Nxesi: Bosses, foreign leaders must take responsibility for part played in attacks
Durban - Amid the xenophobic attacks fears that are still gripping the country, Employment and Labour Minister Thulas Nxesi says employers and foreign leaders must take responsibility for their part in the causes of the attacks.
Addressing the ongoing SACTWU 14th national Congress in Durban on Sunday, a fiery Nxesi said at some point they went to Zimbabwe as Cosatu but they were turned back by the ruling regime there.
Without condoning violence against foreign nationals Nxesi said some local employers were pitting local workers against their foreign counterparts by employing foreign workers at their expense.
Going for foreign leaders, he said some of the reasons why some workers migrate for job opportunities in the country was because the environment was no longer conducive for them to work.
Nxesi was addressing the ongoing SACTWU (Southern African Clothing and Textile Workers' Union) 14th national Congress in Durban on Sunday, which has drawn over 2000 delegates from all over the country.
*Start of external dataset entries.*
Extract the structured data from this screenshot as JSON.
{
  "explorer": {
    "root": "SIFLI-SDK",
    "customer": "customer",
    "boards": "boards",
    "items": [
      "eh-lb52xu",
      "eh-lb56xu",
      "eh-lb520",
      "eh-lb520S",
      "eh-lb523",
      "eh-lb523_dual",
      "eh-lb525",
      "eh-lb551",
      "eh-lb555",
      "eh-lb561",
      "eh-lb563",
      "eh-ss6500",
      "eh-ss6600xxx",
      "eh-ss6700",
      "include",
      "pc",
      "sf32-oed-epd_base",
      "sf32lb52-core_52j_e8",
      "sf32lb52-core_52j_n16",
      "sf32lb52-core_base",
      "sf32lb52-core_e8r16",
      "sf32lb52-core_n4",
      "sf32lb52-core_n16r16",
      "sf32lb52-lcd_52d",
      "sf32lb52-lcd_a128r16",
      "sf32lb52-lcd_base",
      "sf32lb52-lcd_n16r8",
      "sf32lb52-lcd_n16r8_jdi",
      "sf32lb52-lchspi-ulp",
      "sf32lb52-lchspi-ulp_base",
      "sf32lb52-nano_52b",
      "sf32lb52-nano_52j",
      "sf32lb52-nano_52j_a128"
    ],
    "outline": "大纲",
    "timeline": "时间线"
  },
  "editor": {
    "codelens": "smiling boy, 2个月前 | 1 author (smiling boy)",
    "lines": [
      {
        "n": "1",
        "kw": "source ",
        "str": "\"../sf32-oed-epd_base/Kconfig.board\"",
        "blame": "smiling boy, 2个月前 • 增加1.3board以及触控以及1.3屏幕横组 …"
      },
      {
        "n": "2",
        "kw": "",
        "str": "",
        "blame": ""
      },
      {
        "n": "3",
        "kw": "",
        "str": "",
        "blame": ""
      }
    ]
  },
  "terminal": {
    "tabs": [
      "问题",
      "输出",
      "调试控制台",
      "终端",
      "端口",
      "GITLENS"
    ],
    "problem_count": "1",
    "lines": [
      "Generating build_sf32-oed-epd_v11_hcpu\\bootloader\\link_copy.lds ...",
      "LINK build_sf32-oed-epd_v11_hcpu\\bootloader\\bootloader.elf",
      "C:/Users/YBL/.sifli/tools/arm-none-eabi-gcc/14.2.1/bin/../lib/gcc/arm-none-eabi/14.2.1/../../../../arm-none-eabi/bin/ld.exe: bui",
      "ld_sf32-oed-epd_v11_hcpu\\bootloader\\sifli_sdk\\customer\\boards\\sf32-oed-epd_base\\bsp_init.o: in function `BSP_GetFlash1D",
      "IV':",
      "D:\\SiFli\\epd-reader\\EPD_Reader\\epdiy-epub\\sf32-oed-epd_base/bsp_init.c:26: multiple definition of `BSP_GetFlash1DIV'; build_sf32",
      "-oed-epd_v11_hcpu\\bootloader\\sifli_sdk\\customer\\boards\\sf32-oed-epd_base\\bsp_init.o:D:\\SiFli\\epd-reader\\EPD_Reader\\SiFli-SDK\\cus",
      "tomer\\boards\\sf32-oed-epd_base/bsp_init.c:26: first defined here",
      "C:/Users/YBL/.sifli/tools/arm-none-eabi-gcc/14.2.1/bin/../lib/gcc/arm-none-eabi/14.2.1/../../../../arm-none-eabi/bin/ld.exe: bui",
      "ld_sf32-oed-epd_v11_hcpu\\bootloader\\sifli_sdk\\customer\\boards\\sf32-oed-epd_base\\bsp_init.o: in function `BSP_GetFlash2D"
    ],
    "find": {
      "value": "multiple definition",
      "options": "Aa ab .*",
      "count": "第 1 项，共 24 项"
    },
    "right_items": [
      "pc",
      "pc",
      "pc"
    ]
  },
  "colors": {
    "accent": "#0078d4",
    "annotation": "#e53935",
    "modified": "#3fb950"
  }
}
“They (employers) must take responsibility for what we are doing because they are making the workers to fight against each other. The reality is why? You can’t have in one factory 100% drivers, coming, being foreign workers and you ignore the local labour. That is what is happening,” Nxesi charged.
A fiery Nxesi turned to foreign leaders. He said at some point they went to Zimbabwe as Cosatu but they were turned back by the ruling regime there.
He was referring to a May 2006 incident when the then general secretary of Cosatu, Zwelinzima Vavi, a fierce critic of the recently departed Robert Mugabe, was deported the moment he touched down in Harare on the invitation of the Zimbabwe Congress of Trade Unions (ZCTU) which was hosting a conference.
“… hard talk, some of the leaders are blaming South Africa from outside. They are not doing self-introspection to say they are the cause of the instability of these workers who found themselves in South Africa because of political instability, poor governance and corruption,” he said.
Nxesi repeated the known fact that migration patterns on the African continent have been, for the past three decades, towards the south of the continent, mainly to South Africa, saying that was problematic.